An Insurance Institute for Highway Safety (IIHS) study has determined autonomous vehicles might prevent a third of all crashes if automated systems drive too much like people.
“It’s likely that fully self-driving cars will eventually identify hazards better than people, but we found that this alone would not prevent the bulk of crashes,” Jessica Cicchino, IIHS vice president for research and a co-author of the study, said.
The analysis involved researchers imagining a future in which all the vehicles on the road are self-driving, assuming future vehicles would prevent crashes caused exclusively by perception errors or involved an incapacitated driver. Researchers attributed that to cameras and sensors of fully autonomous vehicles being expected to monitor the roadway and identify potential hazards better than a human driver while incapable of distraction or incapacitation.

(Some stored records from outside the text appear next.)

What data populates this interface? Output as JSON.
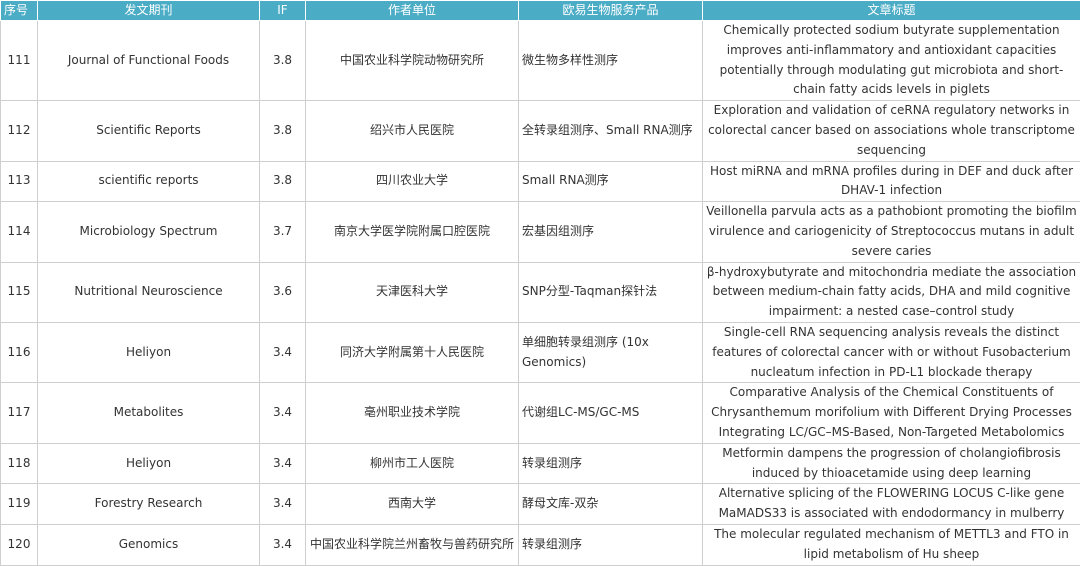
{
  "table": {
    "headers": [
      "序号",
      "发文期刊",
      "IF",
      "作者单位",
      "欧易生物服务产品",
      "文章标题"
    ],
    "rows": [
      {
        "no": "111",
        "journal": "Journal of Functional Foods",
        "if": "3.8",
        "unit": "中国农业科学院动物研究所",
        "service": "微生物多样性测序",
        "title": "Chemically protected sodium butyrate supplementation improves anti-inflammatory and antioxidant capacities potentially through modulating gut microbiota and short-chain fatty acids levels in piglets"
      },
      {
        "no": "112",
        "journal": "Scientific Reports",
        "if": "3.8",
        "unit": "绍兴市人民医院",
        "service": "全转录组测序、Small RNA测序",
        "title": "Exploration and validation of ceRNA regulatory networks in colorectal cancer based on associations whole transcriptome sequencing"
      },
      {
        "no": "113",
        "journal": "scientific reports",
        "if": "3.8",
        "unit": "四川农业大学",
        "service": "Small RNA测序",
        "title": "Host miRNA and mRNA profiles during in DEF and duck after DHAV-1 infection"
      },
      {
        "no": "114",
        "journal": "Microbiology Spectrum",
        "if": "3.7",
        "unit": "南京大学医学院附属口腔医院",
        "service": "宏基因组测序",
        "title": "Veillonella parvula acts as a pathobiont promoting the biofilm virulence and cariogenicity of Streptococcus mutans in adult severe caries"
      },
      {
        "no": "115",
        "journal": "Nutritional Neuroscience",
        "if": "3.6",
        "unit": "天津医科大学",
        "service": "SNP分型-Taqman探针法",
        "title": "β-hydroxybutyrate and mitochondria mediate the association between medium-chain fatty acids, DHA and mild cognitive impairment: a nested case–control study"
      },
      {
        "no": "116",
        "journal": "Heliyon",
        "if": "3.4",
        "unit": "同济大学附属第十人民医院",
        "service": "单细胞转录组测序 (10x Genomics)",
        "title": "Single-cell RNA sequencing analysis reveals the distinct features of colorectal cancer with or without Fusobacterium nucleatum infection in PD-L1 blockade therapy"
      },
      {
        "no": "117",
        "journal": "Metabolites",
        "if": "3.4",
        "unit": "亳州职业技术学院",
        "service": "代谢组LC-MS/GC-MS",
        "title": "Comparative Analysis of the Chemical Constituents of Chrysanthemum morifolium with Different Drying Processes Integrating LC/GC–MS-Based, Non-Targeted Metabolomics"
      },
      {
        "no": "118",
        "journal": "Heliyon",
        "if": "3.4",
        "unit": "柳州市工人医院",
        "service": "转录组测序",
        "title": "Metformin dampens the progression of cholangiofibrosis induced by thioacetamide using deep learning"
      },
      {
        "no": "119",
        "journal": "Forestry Research",
        "if": "3.4",
        "unit": "西南大学",
        "service": "酵母文库-双杂",
        "title": "Alternative splicing of the FLOWERING LOCUS C-like gene MaMADS33 is associated with endodormancy in mulberry"
      },
      {
        "no": "120",
        "journal": "Genomics",
        "if": "3.4",
        "unit": "中国农业科学院兰州畜牧与兽药研究所",
        "service": "转录组测序",
        "title": "The molecular regulated mechanism of METTL3 and FTO in lipid metabolism of Hu sheep"
      }
    ]
  }
}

According to a national survey of police-reported crashes, per the IIHS, driver error is the final failure in the chain of events leading to more than nine out of 10 crashes.
The study findings revealed a third of the crashes were the result of mistakes automated vehicles would be expected to avoid because they have more accurate perception than human drivers and are not vulnerable to incapacitation. However, to prevent the other two-thirds, the vehicles would need to be specifically programmed to prioritize safety over speed and convenience.
“Building self-driving cars that drive as well as people do is a big challenge in itself,” said IIHS Research Scientist Alexandra Mueller, lead author of the study. “But they’d actually need to be better than that to deliver on the promises we’ve all heard.”
Researchers examined over 5,000 police-reported crashes from the National Motor Vehicle Crash Causation Survey, representative of crashes nationwide where at least one vehicle was towed away, and emergency medical services were called.